Molecular differences between neonatal and adult stria vascularis from organotypic explants and transcriptomics. Molecular differences between neonatal and adult stria vascularis from organotypic explants and transcriptomics

The stria vascularis (SV) generates the endocochlear potential that is required for hearing and maintains the blood-labyrinth barrier which protects the inner ear from pathogenic infiltration. SV degeneration disrupts cochlear homeostasis and results in progressive and irreversible hearing loss, yet little is known about this tissue. We elucidate the molecular differences between the neonatal (post-natal day 1, P1) and adult (P30) SV through the analysis of single-cell RNA sequencing on SV from both stages. We revealed key genes, transcription factors, and pathways unique to each stage that may play a role in SV proliferation, development, and maintenance. Overall design: Neonatal (post-natal day 1, P1) and adult (P30) SV tissue was dissociated and run on a 10X Controller for single cell isolation and library production. Libraries were sequenced on an Illumina NextSeq500 and raw gene expression matrices analyzed in Seurat, followed by CellChat for intercellular communication analyses and Slingshot for trajectory analyses.

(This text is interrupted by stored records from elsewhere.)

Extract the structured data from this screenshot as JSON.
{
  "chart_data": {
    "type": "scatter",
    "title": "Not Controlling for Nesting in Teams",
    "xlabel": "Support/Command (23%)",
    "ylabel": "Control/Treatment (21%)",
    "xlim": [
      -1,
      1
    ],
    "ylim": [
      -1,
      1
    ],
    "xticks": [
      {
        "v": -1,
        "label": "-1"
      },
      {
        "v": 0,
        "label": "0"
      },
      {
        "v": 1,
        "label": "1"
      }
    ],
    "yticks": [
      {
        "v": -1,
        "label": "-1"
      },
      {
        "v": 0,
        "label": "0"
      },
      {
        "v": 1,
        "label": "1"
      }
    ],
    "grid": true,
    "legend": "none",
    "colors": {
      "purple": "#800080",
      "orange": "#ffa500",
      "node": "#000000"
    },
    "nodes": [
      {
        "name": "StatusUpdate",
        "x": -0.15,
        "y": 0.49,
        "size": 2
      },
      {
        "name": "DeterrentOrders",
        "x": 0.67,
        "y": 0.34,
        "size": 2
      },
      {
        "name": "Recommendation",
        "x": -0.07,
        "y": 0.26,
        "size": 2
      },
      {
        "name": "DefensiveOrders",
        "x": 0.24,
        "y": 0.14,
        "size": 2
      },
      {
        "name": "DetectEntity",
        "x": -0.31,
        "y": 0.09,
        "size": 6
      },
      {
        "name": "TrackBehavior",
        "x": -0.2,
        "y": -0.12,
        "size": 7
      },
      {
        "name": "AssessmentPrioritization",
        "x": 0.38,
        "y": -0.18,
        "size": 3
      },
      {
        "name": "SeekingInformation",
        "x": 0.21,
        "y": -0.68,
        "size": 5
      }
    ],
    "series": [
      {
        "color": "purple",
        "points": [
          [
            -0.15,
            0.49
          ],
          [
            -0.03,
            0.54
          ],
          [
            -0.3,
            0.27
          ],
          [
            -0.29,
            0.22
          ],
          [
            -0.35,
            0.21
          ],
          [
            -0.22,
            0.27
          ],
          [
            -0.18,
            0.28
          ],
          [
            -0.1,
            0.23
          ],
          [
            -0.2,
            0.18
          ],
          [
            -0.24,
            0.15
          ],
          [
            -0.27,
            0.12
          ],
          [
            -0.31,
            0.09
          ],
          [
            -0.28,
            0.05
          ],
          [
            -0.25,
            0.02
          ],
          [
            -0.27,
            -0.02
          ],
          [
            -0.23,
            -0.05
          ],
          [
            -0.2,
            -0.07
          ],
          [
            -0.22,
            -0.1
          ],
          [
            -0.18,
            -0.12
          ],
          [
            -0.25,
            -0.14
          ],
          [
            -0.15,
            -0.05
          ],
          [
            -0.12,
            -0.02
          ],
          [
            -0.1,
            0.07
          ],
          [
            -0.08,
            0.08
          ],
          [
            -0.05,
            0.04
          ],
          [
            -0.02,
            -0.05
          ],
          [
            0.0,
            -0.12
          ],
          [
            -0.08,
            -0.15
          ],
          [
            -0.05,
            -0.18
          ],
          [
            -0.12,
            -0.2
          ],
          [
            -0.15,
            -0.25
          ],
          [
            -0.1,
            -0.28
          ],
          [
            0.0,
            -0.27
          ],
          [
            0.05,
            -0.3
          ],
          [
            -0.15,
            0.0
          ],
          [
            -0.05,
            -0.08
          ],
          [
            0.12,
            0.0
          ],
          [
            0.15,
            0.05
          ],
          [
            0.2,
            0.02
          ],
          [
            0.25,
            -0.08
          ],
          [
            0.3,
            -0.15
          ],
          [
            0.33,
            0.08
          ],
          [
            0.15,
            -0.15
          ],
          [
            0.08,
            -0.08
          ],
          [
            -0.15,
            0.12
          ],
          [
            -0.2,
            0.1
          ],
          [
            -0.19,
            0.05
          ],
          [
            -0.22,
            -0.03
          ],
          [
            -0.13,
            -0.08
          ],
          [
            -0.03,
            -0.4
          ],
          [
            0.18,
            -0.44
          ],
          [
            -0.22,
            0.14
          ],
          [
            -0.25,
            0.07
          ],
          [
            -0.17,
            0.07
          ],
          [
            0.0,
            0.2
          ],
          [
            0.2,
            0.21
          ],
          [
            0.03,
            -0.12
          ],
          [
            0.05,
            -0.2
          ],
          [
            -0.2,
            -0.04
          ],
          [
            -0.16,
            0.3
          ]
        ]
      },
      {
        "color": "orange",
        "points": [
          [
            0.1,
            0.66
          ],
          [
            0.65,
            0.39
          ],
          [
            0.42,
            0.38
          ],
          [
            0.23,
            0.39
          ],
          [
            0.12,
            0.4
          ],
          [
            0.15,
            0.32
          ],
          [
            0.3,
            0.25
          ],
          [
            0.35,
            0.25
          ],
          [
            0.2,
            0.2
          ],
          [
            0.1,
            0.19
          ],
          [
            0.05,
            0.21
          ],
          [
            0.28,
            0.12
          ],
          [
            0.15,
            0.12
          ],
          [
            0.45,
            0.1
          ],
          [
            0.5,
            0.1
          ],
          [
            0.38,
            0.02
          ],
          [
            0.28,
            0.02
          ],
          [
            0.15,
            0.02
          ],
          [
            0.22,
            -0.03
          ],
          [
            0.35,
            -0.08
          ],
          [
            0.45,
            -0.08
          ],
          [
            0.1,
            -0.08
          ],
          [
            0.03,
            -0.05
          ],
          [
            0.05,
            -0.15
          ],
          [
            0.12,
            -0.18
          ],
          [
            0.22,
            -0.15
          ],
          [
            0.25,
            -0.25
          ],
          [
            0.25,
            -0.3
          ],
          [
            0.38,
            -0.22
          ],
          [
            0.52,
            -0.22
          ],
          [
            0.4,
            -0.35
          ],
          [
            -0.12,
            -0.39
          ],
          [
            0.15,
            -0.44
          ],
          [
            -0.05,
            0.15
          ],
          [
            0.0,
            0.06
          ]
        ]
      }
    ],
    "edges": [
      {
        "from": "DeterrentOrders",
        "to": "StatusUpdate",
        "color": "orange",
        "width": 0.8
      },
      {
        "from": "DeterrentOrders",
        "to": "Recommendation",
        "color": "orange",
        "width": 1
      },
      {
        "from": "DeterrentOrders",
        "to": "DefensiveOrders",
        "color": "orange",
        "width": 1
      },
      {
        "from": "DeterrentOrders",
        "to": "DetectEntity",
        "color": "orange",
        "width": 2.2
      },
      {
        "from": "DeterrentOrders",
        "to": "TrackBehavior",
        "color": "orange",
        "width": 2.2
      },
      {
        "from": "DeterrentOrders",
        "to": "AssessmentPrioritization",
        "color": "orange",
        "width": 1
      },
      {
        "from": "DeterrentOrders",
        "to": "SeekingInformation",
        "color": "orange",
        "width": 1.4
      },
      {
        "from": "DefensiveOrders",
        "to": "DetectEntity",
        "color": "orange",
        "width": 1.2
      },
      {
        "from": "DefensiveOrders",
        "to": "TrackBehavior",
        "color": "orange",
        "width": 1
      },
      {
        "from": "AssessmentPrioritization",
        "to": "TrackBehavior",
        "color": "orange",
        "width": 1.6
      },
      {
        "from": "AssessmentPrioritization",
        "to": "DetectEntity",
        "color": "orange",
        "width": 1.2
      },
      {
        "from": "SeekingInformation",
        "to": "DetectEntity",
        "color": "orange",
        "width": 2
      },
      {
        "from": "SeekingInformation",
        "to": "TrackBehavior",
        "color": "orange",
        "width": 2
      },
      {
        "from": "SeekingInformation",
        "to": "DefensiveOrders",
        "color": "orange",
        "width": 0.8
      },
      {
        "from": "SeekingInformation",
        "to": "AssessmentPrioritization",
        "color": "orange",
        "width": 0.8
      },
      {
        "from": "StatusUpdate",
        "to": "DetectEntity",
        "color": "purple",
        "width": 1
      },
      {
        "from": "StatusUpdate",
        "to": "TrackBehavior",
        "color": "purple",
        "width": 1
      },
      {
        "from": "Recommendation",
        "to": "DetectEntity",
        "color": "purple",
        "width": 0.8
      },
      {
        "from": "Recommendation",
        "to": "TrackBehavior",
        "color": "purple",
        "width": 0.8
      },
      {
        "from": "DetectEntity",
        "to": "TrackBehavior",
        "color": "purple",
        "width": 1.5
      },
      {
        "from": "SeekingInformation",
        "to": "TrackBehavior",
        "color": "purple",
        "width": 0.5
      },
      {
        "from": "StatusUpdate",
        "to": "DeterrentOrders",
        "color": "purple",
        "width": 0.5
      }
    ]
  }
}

血管纹（stria vascularis, SV）可产生听觉必需的耳蜗内电位，并维持血迷路屏障，保护内耳免受病原体侵袭。血管纹变性会破坏耳蜗稳态，引发进行性且不可逆的听力损失，但目前学界对该组织的认知仍较为匮乏。本研究通过对两个发育阶段的血管纹组织——新生小鼠（出生后第1天，P1）与成年小鼠（出生后第30天，P30）——开展单细胞RNA测序（single-cell RNA sequencing）分析，阐明了二者之间的分子差异。我们鉴定出了每个发育阶段特有的关键基因、转录因子及信号通路，这些分子可能在血管纹的增殖、发育与稳态维持过程中发挥调控作用。实验整体设计：分别解离新生（P1）与成年（P30）小鼠的血管纹组织，借助10X Controller完成单细胞分离与文库构建；将构建好的文库在Illumina NextSeq500平台进行测序，原始基因表达矩阵先通过Seurat软件进行分析，后续利用CellChat开展细胞间通信分析，Slingshot进行细胞轨迹分析。